Pro-abortion extremist who firebombed pro-life headquarters agrees to plead guilty

The attack was part of a broader nationwide wave of pro-abortion anger, threats, and violence triggered by the leak and subsequent confirmation of Roe’s demise.

Wisconsin
Wisconsin Family Action's Madison, Wisconsin headquarters following the May, 2022 firebombing attack.

(LifeSiteNews) — The perpetrator of a 2022 firebombing of Dairy State pro-life group Wisconsin Family Action has agreed to plead guilty in exchange for a yet-to-be-determined prison sentence of less than 20 years.

In the early hours of Mother’s Day 2022, following the May leak of a draft of the U.S. Supreme Court’s ruling that would overturn Roe v. Wade, WFA’s Madison headquarters was hit with an arson attack that burned one of the walls. The building was also defaced with a graffiti threat that “if abortions aren’t safe then you aren’t either,” as well as an anarchist “A” symbol and “1312,” a numerical representation of the acronym for “All Cops Are B—s.” A Molotov cocktail that failed to ignite was thrown through a closed window as well.

In March 2023, police in Boston, Massachusetts, arrested Madison biochemist Hridindu Sankar Roychowdhury at the airport for a flight to Central America, after an investigation found his DNA at the crime scene. He was charged with “one count of attempting to cause damage by means of fire or an explosive,” according to the U.S. Department of Justice (DOJ), a crime carrying a mandatory minimum sentence of five years and maximum of 20.

Now the Associated Press reports that Roychowdhury, now 30, signed a plea agreement on Nov. 20 that admits his guilt in the attack in exchange for a recommendation that he not receive the maximum punishment. A judge will review the plea deal on Dec. 1.

DNA of two other individuals was also found at the scene, although it is currently unknown if it has been linked to anyone else who may have participated in the crime.

The attack was part of a broader nationwide wave of pro-abortion anger, threats, and violence triggered by the leak and subsequent confirmation of Roe’s demise, which included 88 attacks on nonprofit pregnancy centers and more than 200 attacks on Catholic churches, as well as intimidating protests outside Republican-appointed justices’ homes — with the approval of the Biden White House and then-House Democrat leader Nancy Pelosi — and even a man who planned to assassinate Justice Brett Kavanaugh.
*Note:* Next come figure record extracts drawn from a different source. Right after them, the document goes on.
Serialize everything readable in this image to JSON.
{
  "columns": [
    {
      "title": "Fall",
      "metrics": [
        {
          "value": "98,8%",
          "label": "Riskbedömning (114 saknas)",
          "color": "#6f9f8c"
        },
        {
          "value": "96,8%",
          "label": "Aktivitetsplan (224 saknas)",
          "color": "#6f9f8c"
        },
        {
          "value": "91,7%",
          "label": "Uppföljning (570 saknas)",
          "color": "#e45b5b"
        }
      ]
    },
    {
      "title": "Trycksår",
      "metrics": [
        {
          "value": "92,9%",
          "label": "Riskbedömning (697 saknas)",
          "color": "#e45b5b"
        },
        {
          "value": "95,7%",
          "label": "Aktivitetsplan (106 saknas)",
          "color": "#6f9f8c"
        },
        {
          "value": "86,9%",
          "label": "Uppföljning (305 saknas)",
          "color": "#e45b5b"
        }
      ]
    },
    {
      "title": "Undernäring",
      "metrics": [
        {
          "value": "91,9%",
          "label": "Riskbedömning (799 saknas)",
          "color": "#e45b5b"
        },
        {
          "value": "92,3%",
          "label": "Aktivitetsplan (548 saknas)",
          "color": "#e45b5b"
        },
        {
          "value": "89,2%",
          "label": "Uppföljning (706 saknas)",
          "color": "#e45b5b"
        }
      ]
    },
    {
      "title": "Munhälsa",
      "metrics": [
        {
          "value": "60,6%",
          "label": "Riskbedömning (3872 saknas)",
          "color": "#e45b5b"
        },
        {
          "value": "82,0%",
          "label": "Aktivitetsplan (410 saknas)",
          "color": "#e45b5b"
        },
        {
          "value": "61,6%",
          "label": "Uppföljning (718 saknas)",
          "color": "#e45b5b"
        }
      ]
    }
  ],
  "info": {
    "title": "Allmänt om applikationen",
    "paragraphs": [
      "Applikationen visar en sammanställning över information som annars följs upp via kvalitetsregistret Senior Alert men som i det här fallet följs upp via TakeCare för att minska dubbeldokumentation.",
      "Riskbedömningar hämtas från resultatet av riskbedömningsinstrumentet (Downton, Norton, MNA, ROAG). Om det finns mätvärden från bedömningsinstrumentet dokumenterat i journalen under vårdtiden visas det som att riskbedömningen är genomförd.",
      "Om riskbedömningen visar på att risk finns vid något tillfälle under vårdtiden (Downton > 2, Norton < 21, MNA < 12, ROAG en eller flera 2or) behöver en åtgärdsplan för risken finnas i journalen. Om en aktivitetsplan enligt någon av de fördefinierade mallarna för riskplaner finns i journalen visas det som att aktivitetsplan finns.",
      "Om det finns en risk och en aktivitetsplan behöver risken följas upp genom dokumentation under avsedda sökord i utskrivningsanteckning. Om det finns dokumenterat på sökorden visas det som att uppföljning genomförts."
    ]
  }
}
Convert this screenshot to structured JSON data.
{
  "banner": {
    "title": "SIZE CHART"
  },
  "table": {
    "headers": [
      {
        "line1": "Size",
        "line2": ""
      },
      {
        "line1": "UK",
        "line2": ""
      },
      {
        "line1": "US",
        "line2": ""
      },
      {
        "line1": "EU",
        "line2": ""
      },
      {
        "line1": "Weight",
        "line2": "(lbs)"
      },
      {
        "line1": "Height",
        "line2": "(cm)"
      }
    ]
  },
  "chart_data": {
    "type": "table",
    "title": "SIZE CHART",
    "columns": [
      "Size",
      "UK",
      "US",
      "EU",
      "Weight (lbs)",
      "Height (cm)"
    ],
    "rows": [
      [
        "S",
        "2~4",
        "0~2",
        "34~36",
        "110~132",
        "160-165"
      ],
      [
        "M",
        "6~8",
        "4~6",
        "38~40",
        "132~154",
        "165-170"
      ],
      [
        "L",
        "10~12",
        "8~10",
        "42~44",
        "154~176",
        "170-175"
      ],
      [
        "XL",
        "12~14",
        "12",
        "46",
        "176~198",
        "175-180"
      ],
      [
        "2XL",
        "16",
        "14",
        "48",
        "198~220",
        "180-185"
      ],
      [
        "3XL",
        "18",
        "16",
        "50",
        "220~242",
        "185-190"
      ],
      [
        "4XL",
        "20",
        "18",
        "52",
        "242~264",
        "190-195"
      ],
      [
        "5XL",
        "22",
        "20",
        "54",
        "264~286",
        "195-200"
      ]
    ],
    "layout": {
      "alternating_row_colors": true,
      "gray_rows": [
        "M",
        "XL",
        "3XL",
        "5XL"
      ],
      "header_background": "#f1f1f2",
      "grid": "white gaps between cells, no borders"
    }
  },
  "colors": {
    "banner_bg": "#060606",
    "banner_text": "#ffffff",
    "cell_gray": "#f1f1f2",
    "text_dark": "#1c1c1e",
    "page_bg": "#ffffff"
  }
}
Roychowdhury’s crime was not the only incident that Wisconsin Family Action endured, either. Following the attack, the group received a series of angry and threatening voicemails from pro-abortion radicals, including “Burn, little Jesus freaks” and other death wishes, a declaration that the arsonist was a “true American patriot,” obscenities, general expressions of contempt, and a suggestion that pro-abortion violence was some sort of logical progression from abortion activists unsuccessfully “trying for years to deal with this nonviolently.”